To the Mods: Is there going to be a deer contest this year? Best picture? Biggest buck?


----------



## Weekender#1 (Mar 25, 2006)

We are having our second yearly deer contest down up in Hancock Cty. It worked out well last season, and it came down to the last week before a winner was crowned.


----------



## Lundy (Apr 5, 2004)

CHOPIQ said:


> To the Mods: Is there going to be a deer contest this year? Best picture? Biggest buck?

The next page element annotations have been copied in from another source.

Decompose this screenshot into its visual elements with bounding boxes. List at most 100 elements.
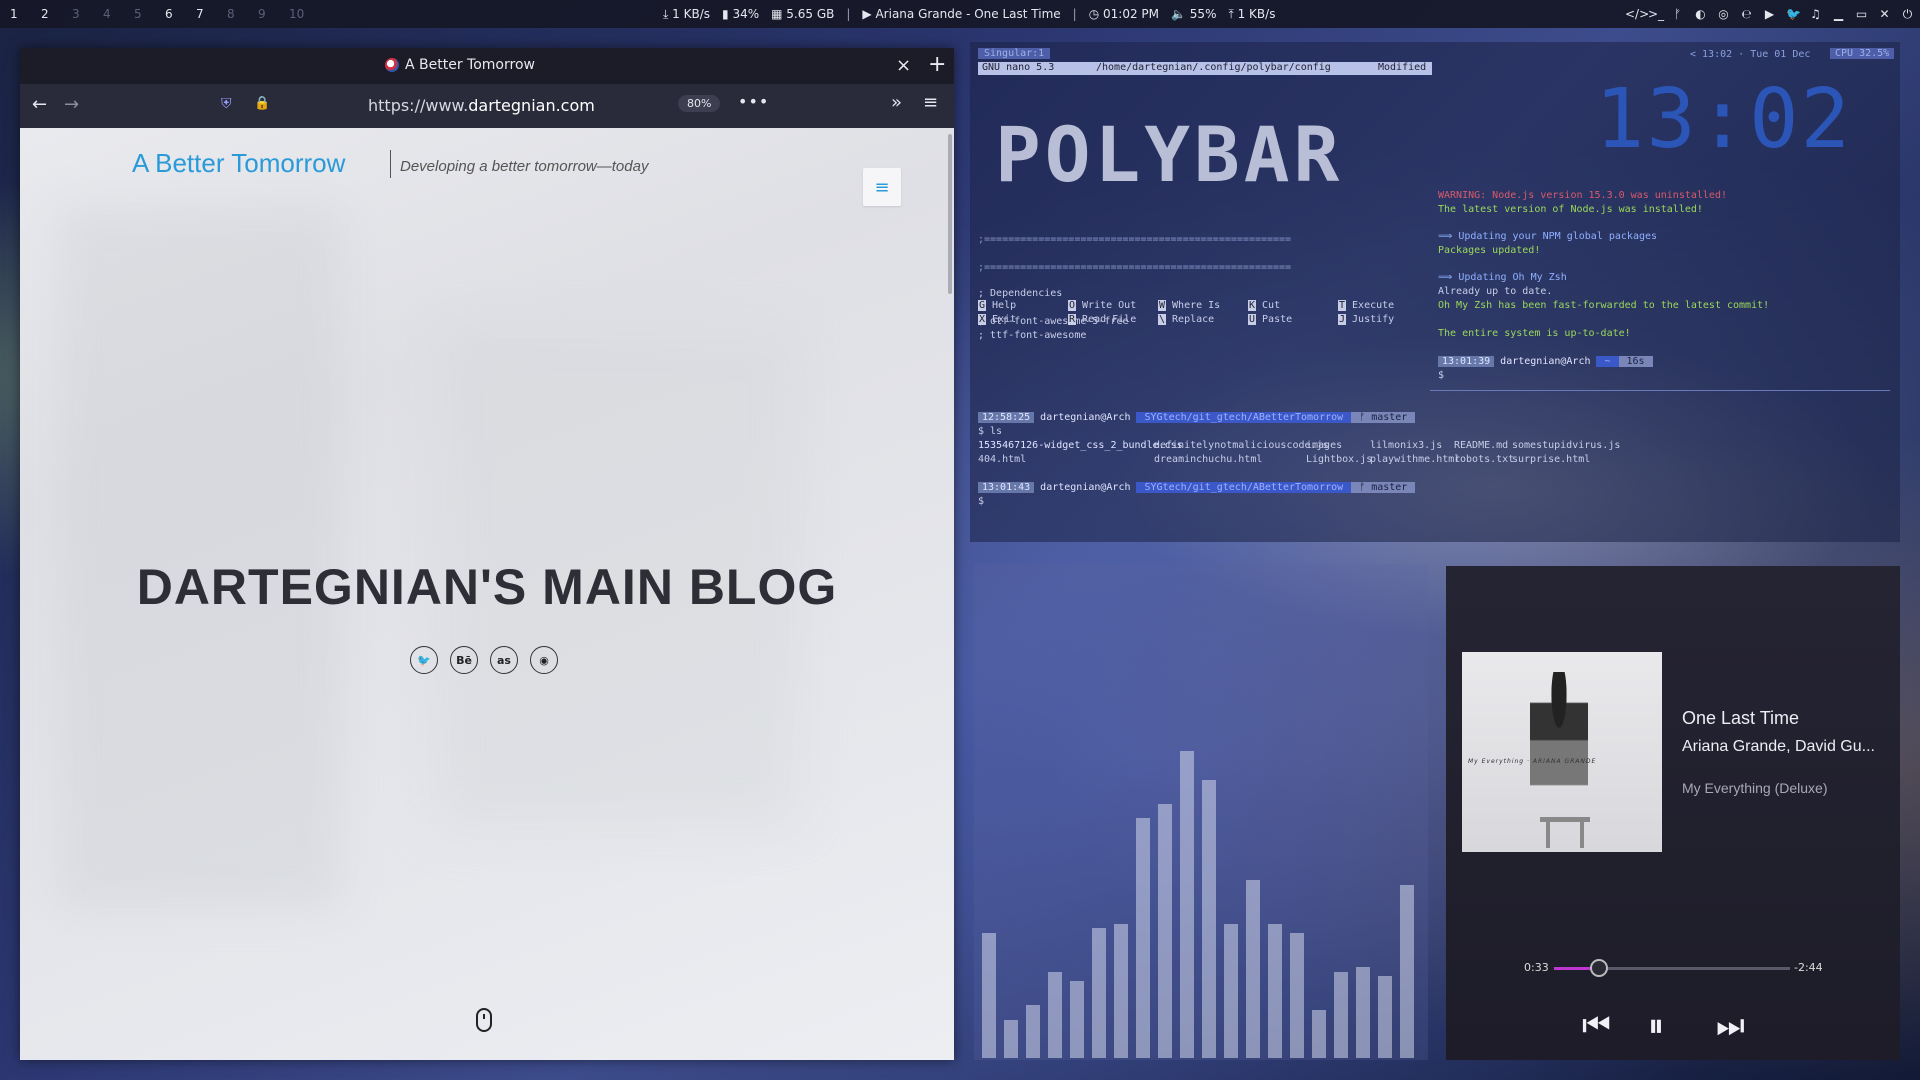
twitter-icon[interactable]: 🐦 bbox=[1786, 7, 1801, 21]
workspace-4[interactable]: 4 bbox=[103, 7, 134, 21]
workspace-5[interactable]: 5 bbox=[134, 7, 165, 21]
visualizer-bar bbox=[1158, 804, 1172, 1058]
site-menu-button[interactable]: ≡ bbox=[863, 168, 901, 206]
visualizer-bar bbox=[1268, 924, 1282, 1058]
site-title-link[interactable]: A Better Tomorrow bbox=[132, 148, 345, 179]
visualizer-bar bbox=[1070, 981, 1084, 1058]
clock[interactable]: ◷ 01:02 PM bbox=[1089, 7, 1159, 21]
zoom-indicator[interactable]: 80% bbox=[678, 95, 721, 112]
workspace-3[interactable]: 3 bbox=[72, 7, 103, 21]
clock-icon: ◷ bbox=[1088, 7, 1100, 21]
workspace-7[interactable]: 7 bbox=[196, 7, 227, 21]
workspace-8[interactable]: 8 bbox=[227, 7, 258, 21]
ls-entry: README.md bbox=[1454, 440, 1509, 451]
visualizer-bar bbox=[1378, 976, 1392, 1058]
separator: | bbox=[846, 7, 851, 21]
ls-entry: images bbox=[1306, 440, 1343, 451]
nano-header: GNU nano 5.3 /home/dartegnian/.config/po… bbox=[978, 62, 1432, 75]
tab-bar: A Better Tomorrow × + bbox=[20, 48, 954, 84]
nav-bar: ← → ⛨ 🔒 https://www.dartegnian.com 80% •… bbox=[20, 84, 954, 128]
visualizer-bar bbox=[1004, 1020, 1018, 1058]
visualizer-bar bbox=[1356, 967, 1370, 1058]
new-tab-button[interactable]: + bbox=[928, 52, 946, 77]
workspace-1[interactable]: 1 bbox=[10, 7, 41, 21]
shortcut-label: Exit bbox=[992, 314, 1017, 325]
pause-button[interactable]: ⏸ bbox=[1648, 1006, 1664, 1045]
twitter-icon[interactable]: 🐦 bbox=[410, 646, 438, 674]
workspace-2[interactable]: 2 bbox=[41, 7, 72, 21]
visualizer-bar bbox=[1202, 780, 1216, 1058]
edge-icon[interactable]: ℮ bbox=[1740, 7, 1753, 21]
terminal-window[interactable]: Singular:1 < 13:02 · Tue 01 Dec CPU 32.5… bbox=[970, 42, 1900, 542]
tab-active[interactable]: A Better Tomorrow bbox=[385, 57, 535, 73]
download-icon: ⤓ bbox=[663, 6, 669, 21]
now-playing[interactable]: ▶ Ariana Grande - One Last Time bbox=[862, 7, 1060, 21]
behance-icon[interactable]: Bē bbox=[450, 646, 478, 674]
overflow-menu-button[interactable]: » bbox=[891, 92, 902, 113]
shortcut-label: Write Out bbox=[1082, 300, 1137, 311]
tracking-shield-icon[interactable]: ⛨ bbox=[221, 96, 232, 112]
shortcut-label: Replace bbox=[1172, 314, 1215, 325]
pane-divider bbox=[1430, 390, 1890, 391]
maximize-icon[interactable]: ▭ bbox=[1855, 7, 1868, 21]
minimize-icon[interactable]: ▁ bbox=[1832, 7, 1845, 21]
visualizer-bar bbox=[1334, 972, 1348, 1058]
youtube-icon[interactable]: ▶ bbox=[1763, 7, 1776, 21]
favicon-icon bbox=[385, 58, 399, 72]
nano-shortcut: G Help bbox=[978, 300, 1016, 311]
update-line: Oh My Zsh has been fast-forwarded to the… bbox=[1438, 300, 1770, 311]
power-icon[interactable]: ⏻ bbox=[1901, 7, 1914, 22]
previous-track-button[interactable]: ⏮ bbox=[1582, 1006, 1611, 1045]
chrome-icon[interactable]: ◎ bbox=[1717, 7, 1730, 21]
config-comment: ; Dependencies bbox=[978, 288, 1063, 299]
page-actions-button[interactable]: ••• bbox=[738, 92, 769, 111]
volume-indicator[interactable]: 🔈 55% bbox=[1171, 7, 1216, 21]
forward-button[interactable]: → bbox=[64, 94, 79, 115]
back-button[interactable]: ← bbox=[32, 94, 47, 115]
music-player: My Everything · ARIANA GRANDE One Last T… bbox=[1446, 566, 1900, 1060]
nano-shortcut: K Cut bbox=[1248, 300, 1280, 311]
ls-entry: surprise.html bbox=[1512, 454, 1591, 465]
seek-handle[interactable] bbox=[1589, 959, 1608, 977]
net-up-indicator: ⤒ 1 KB/s bbox=[1228, 6, 1276, 21]
visualizer-bar bbox=[1312, 1010, 1326, 1058]
close-icon[interactable]: ✕ bbox=[1878, 7, 1891, 21]
github-icon[interactable]: ◉ bbox=[530, 646, 558, 674]
workspace-10[interactable]: 10 bbox=[289, 7, 320, 21]
headphones-icon[interactable]: ♫ bbox=[1809, 7, 1822, 21]
config-rule: ;=======================================… bbox=[978, 234, 1292, 245]
workspace-9[interactable]: 9 bbox=[258, 7, 289, 21]
git-icon[interactable]: ᚠ bbox=[1671, 7, 1684, 21]
ls-entry: Lightbox.js bbox=[1306, 454, 1373, 465]
code-icon[interactable]: </> bbox=[1625, 7, 1649, 21]
audio-visualizer bbox=[974, 564, 1428, 1060]
ascii-clock: 13:02 bbox=[1595, 72, 1852, 167]
app-menu-button[interactable]: ≡ bbox=[923, 92, 938, 113]
page-scrollbar[interactable] bbox=[948, 134, 952, 294]
nano-shortcut: T Execute bbox=[1338, 300, 1394, 311]
nano-shortcut: \ Replace bbox=[1158, 314, 1214, 325]
next-track-button[interactable]: ⏭ bbox=[1716, 1006, 1745, 1045]
nano-shortcut: J Justify bbox=[1338, 314, 1394, 325]
lastfm-icon[interactable]: as bbox=[490, 646, 518, 674]
visualizer-bar bbox=[1246, 880, 1260, 1058]
seek-bar[interactable] bbox=[1554, 959, 1790, 977]
remaining-time: -2:44 bbox=[1794, 961, 1823, 974]
social-links: 🐦 Bē as ◉ bbox=[410, 646, 558, 674]
url-bar[interactable]: https://www.dartegnian.com bbox=[368, 96, 595, 115]
firefox-icon[interactable]: ◐ bbox=[1694, 7, 1707, 21]
workspace-6[interactable]: 6 bbox=[165, 7, 196, 21]
workspace-list: 1 2 3 4 5 6 7 8 9 10 bbox=[0, 7, 320, 21]
shortcut-key: G bbox=[978, 300, 987, 311]
tab-close-button[interactable]: × bbox=[896, 55, 911, 76]
shortcut-key: \ bbox=[1158, 314, 1167, 325]
lock-icon[interactable]: 🔒 bbox=[254, 96, 270, 111]
terminal-icon[interactable]: >_ bbox=[1648, 7, 1664, 21]
shortcut-label: Where Is bbox=[1172, 300, 1221, 311]
ls-entry: dreaminchuchu.html bbox=[1154, 454, 1263, 465]
memory-icon: ▦ bbox=[771, 7, 783, 21]
site-tagline: Developing a better tomorrow—today bbox=[400, 158, 649, 175]
scroll-down-mouse-icon[interactable] bbox=[476, 1008, 492, 1032]
volume-icon: 🔈 bbox=[1171, 7, 1186, 21]
polybar-ascii-art: POLYBAR bbox=[995, 110, 1344, 199]
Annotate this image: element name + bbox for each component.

Maybe best picture of a yearling eating a snickers bar from your hand


----------



## wildman (Sep 3, 2008)

If so let have some rules. Must have so many post to enter a buck in the contest. Can't be the "I shot a big buck so I will post it on every hunting site out there". Those are the one's that I have an issue with... at least 30 post.IMO


----------



## bkr43050 (Apr 5, 2004)

I will send Brandon a PM and ask him about it and point him to this thread. He will know the answer.


----------



## CHOPIQ (Apr 6, 2004)

Lundy, thats to funny. Actually that trip is coming up in a couple of weeks. Hoepfully Snickers is a little bigger this year. LOL.


----------



## ShakeDown (Apr 5, 2004)

Yes, and the details will be released after this weekend's crappie tourney. I will say this much, you guys will be STOKED when you see the prize for the winner. Good stuff!


----------



## Mushijobah (May 4, 2004)

Woohoo!!!!


----------



## bobk (Apr 30, 2004)

wildman said:


> If so let have some rules. Must have so many post to enter a buck in the contest. Can't be the "I shot a big buck so I will post it on every hunting site out there". Those are the one's that I have an issue with... at least 30 post.IMO


So a member that has been here since 2004 but only has 7 posts can't win? Makes no sense IMO.


----------



## puterdude (Jan 27, 2006)

bobk,imo someone that has been a member since 2004 and only has 7 post hasn't contributed much to the membership.It's the members contributions that make this site successful.


----------



## I_Shock_Em (Jul 20, 2008)

You could base it on average # of posts per day/week/month. That would be an indication of the members activity on the site


----------



## Dan44149 (Apr 12, 2011)

Can I start by posting my opening day buck?











_OutdoorHub Mobile, the information engine of the outdoors._


----------



## walleye machine (Apr 27, 2004)

Do they have to be dead


----------



## Dan44149 (Apr 12, 2011)

walleye machine said:


> Do they have to be dead


Is that sarcasm?


----------